Every since then, we have run all the place together - along rivers and lakes in Oregon, the tracks and trails of Victoria and the streets where we live.

Once I got past the 5km barrier, I tuned to longer distances. 10km came, then trying to get under 30 for 5km and an hour for 10km. A few weeks after meeting Ness, she ran the Two bays Trail Run. I was recovering from a flare up of my almost always bothersome Achilles so I ran a few easy kilometres and met her at the end, promising to run it together the next year.

That meant running a qualifier.

Rubicon 2

My qualifier was the half marathon at the Yarrawonga Multisport Festival. On a stinking hot day in September 2014, on a boring 5km loop course, I polished off a 2:06 (coming last!) and qualified for Two Bays.

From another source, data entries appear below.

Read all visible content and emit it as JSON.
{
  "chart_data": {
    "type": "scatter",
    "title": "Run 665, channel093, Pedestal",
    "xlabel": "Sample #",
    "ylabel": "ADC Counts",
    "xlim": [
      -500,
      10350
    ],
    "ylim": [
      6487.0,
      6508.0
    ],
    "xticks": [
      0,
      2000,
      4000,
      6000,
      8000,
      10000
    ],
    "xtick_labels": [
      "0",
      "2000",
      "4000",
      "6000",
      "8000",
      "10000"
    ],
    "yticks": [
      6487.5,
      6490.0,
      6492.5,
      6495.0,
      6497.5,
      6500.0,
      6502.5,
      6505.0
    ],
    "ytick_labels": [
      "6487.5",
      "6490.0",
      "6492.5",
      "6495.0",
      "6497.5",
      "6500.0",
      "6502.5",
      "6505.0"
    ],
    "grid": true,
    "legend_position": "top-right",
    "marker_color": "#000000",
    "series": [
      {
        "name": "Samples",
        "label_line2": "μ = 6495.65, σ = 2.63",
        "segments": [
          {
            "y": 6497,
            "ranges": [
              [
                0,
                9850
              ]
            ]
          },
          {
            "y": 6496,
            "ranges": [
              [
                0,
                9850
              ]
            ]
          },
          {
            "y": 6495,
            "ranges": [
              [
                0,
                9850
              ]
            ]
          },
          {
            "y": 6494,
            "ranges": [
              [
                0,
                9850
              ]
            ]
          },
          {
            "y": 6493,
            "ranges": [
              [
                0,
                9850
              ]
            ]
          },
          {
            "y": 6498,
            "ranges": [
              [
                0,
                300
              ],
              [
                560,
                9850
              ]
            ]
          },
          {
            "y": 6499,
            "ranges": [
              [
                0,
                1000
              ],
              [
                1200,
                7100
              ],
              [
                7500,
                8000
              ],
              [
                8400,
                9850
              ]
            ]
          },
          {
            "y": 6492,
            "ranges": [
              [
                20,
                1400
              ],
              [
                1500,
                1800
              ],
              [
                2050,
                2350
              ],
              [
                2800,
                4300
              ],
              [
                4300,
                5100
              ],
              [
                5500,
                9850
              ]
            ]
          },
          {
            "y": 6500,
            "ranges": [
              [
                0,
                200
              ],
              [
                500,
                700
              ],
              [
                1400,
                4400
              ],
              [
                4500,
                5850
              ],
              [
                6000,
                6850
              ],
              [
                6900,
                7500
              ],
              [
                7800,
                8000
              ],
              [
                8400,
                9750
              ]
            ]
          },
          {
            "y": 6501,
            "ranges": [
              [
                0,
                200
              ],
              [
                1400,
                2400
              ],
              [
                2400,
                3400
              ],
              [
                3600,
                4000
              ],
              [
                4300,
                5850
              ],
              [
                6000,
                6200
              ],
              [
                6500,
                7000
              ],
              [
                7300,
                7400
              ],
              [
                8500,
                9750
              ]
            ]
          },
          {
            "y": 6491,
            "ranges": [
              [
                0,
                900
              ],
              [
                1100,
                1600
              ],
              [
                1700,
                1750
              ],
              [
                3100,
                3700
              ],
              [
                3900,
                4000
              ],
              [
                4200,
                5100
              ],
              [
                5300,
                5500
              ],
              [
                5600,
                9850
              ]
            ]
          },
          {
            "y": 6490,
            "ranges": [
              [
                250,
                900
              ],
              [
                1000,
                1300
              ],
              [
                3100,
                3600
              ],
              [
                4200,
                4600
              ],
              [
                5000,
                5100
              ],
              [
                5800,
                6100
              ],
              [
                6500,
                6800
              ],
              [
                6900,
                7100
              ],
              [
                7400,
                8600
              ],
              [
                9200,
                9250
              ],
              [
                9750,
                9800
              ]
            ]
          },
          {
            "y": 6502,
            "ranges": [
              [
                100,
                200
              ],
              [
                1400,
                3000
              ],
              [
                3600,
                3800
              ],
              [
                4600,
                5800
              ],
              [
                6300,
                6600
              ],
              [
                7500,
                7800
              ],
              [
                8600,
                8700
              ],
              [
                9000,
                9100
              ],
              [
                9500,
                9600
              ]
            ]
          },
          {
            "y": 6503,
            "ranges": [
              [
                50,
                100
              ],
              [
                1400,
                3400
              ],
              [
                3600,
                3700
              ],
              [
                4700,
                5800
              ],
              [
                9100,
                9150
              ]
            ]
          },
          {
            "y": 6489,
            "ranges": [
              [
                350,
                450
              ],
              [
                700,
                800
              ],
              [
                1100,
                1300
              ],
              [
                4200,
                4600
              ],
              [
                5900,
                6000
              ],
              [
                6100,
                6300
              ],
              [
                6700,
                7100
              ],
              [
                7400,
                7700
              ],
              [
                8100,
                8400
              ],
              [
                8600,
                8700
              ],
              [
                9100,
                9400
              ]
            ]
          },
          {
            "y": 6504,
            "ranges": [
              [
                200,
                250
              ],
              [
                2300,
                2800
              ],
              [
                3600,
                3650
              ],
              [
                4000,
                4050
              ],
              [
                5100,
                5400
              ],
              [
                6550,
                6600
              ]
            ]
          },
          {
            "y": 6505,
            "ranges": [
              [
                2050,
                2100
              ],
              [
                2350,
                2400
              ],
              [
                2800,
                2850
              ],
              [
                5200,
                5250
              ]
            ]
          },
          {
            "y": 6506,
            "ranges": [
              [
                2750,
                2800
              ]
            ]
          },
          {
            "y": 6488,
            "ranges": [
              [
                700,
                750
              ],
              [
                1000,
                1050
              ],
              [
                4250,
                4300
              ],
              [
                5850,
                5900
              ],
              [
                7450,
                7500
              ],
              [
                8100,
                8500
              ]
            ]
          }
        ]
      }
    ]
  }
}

While the half was a personal victory, albeit more than 20 minutes slower than the old days, it wasn't my goal. My next Rubicon was Two Bays 2015. That 28km of tracks, hills, stairs and gravel was the first time I thought I could may, one day, do a marathon.

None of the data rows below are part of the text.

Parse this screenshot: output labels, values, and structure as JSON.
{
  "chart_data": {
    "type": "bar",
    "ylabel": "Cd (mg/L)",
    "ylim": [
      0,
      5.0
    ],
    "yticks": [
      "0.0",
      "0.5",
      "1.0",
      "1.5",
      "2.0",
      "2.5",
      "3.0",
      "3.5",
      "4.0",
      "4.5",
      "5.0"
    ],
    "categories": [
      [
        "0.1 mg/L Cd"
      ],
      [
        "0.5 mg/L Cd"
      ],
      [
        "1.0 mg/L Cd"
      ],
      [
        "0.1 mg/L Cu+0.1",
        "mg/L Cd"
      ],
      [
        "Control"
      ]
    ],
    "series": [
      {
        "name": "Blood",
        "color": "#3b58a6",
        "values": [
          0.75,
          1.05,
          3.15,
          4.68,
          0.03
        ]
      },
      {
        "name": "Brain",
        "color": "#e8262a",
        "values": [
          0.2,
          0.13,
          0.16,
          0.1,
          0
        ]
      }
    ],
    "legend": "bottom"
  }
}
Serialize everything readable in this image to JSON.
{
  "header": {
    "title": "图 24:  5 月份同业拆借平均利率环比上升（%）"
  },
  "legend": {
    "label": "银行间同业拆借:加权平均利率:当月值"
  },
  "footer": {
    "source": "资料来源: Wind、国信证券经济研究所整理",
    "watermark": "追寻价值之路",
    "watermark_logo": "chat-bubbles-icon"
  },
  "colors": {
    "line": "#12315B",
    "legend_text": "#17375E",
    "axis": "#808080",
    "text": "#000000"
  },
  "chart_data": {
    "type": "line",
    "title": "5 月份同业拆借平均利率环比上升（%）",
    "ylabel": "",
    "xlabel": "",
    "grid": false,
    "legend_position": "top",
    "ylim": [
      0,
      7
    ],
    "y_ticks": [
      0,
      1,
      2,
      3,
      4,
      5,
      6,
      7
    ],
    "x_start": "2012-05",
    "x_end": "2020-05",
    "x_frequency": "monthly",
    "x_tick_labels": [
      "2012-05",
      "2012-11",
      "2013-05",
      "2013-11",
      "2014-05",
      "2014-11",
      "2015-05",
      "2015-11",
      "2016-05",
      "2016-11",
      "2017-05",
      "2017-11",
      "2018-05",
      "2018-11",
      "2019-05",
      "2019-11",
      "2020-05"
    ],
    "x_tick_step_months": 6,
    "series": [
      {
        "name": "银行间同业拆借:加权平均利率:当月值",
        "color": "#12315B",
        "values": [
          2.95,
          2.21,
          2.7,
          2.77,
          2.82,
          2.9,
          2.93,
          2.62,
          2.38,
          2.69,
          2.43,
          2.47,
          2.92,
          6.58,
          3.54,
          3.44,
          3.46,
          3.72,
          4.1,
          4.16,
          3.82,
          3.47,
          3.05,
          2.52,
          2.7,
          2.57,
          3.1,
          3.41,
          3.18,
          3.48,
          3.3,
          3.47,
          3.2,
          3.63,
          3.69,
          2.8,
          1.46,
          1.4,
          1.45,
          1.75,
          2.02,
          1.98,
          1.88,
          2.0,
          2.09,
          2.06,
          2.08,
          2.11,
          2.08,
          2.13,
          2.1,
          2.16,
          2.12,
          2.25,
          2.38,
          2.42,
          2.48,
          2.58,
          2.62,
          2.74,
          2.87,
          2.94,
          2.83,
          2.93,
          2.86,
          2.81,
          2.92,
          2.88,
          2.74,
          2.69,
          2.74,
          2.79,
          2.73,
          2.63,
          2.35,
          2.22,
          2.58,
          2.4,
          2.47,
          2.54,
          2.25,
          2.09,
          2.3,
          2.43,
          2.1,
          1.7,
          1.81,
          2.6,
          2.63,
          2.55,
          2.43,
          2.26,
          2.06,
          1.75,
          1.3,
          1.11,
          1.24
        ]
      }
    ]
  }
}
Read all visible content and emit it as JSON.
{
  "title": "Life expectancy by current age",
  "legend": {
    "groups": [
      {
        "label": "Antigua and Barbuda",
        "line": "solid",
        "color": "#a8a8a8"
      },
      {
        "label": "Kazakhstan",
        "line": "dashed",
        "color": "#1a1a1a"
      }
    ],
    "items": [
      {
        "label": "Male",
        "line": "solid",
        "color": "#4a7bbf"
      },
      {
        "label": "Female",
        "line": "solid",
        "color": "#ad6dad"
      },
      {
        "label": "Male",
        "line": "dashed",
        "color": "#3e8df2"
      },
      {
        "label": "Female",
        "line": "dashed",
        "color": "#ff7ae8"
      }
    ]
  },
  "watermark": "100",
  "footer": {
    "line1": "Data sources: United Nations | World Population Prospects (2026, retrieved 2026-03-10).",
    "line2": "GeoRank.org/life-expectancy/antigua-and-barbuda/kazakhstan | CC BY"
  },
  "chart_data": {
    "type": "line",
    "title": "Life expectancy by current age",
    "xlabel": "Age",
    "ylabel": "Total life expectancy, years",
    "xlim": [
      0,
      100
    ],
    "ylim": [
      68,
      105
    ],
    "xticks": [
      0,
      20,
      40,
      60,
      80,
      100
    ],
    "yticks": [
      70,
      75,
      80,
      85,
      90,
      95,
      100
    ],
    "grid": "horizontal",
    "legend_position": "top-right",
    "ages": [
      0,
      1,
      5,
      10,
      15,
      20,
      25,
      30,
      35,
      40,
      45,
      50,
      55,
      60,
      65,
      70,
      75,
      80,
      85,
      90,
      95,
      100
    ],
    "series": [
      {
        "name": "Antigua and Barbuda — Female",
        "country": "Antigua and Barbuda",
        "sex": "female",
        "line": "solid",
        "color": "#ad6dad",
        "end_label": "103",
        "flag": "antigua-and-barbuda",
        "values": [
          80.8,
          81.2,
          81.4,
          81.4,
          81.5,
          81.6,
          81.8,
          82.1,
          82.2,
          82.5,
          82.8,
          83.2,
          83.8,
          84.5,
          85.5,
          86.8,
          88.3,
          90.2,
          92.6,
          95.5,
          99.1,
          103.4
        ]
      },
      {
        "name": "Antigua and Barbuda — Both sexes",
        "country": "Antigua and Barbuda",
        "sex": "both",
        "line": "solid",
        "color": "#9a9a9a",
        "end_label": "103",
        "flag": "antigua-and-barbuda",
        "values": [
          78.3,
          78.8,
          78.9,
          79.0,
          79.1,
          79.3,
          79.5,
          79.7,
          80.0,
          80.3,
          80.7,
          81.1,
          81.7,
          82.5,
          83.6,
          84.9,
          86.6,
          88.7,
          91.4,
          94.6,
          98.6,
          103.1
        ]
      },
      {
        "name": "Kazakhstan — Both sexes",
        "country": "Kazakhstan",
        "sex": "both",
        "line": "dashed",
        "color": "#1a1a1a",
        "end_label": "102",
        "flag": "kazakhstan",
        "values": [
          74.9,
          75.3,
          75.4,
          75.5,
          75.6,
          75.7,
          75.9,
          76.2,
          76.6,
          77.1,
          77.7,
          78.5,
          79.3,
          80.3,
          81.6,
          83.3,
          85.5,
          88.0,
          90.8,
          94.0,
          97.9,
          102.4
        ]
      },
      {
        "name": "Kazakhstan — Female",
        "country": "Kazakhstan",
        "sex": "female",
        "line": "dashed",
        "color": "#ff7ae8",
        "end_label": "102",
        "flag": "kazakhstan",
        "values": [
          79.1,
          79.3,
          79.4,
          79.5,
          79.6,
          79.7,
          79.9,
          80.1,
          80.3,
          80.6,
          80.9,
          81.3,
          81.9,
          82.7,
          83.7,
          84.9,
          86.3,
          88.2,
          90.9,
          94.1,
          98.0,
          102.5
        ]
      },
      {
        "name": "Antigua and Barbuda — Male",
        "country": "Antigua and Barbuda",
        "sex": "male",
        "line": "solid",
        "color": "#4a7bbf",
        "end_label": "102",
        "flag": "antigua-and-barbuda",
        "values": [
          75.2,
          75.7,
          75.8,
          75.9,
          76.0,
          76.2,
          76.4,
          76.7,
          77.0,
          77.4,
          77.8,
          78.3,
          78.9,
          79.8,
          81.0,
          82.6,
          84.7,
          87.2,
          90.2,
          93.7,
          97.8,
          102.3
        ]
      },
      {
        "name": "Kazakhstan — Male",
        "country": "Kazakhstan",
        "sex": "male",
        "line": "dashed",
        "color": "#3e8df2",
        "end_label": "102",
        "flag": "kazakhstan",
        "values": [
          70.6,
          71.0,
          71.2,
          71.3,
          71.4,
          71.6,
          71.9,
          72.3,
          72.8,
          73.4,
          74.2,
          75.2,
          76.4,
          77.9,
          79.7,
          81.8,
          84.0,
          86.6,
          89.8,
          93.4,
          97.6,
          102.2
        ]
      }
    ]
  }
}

I've never been a really outdoorsy sort of person. Becoming a trail runner is something I never thought would happen. But my Ness is an outdoor person. She loves the trails and converted me into a trail runner - slowly.

Rubicon 3

Like many runners, the marathon loomed on my horizon. In 2016 I decided to take on the Suref Coast Trail Marathon. Running a road marathon would probably be easier but I wanted to stick to the trails.

I'll cut to the chase. I ran that marathon in a decent time and crossed off an item from my bucket list.

The next week I ran my fastest 5km at Lilydale parkrun and was the fittest I'd been in 15 years. It was all looking good and I started to prepare for the 35km Wonderland Run at Halls Gap.

I was about 7km into Wonderland when I slipped on a rock on a very cold and wet day, My knee locked up when some cartilage tore when my heel needed up next to my arse. Two hours after my fall, I was carried and dragged about 2km or so to a car park where an ambulance took me down the hill for my first and only DNF.

The next rubicon

It took a few weeks but I was back to running again. Now that we're married, Ness and I don't get to run together as often as we'd like. Juggling a household worth our five kids is a challenge but we manage to to get to PTR many weeks and we've run the Afterglow half together, finishing hand-in-hand for the last four years.

We call it our annual date run.

What's next - I really want to do the Melbourne Marathon this year. And perhaps in 2020 I'll knock of a real ultra and I'd love to do the Great Victorian Bike Ride. But perhaps the big thing is to just stay active.

My New Years resolution is do do 30 mins of exercise every day. That can be weights, running, riding, swimming, walking or whatever. But as long as I stay healthy and active I'll be a happy man.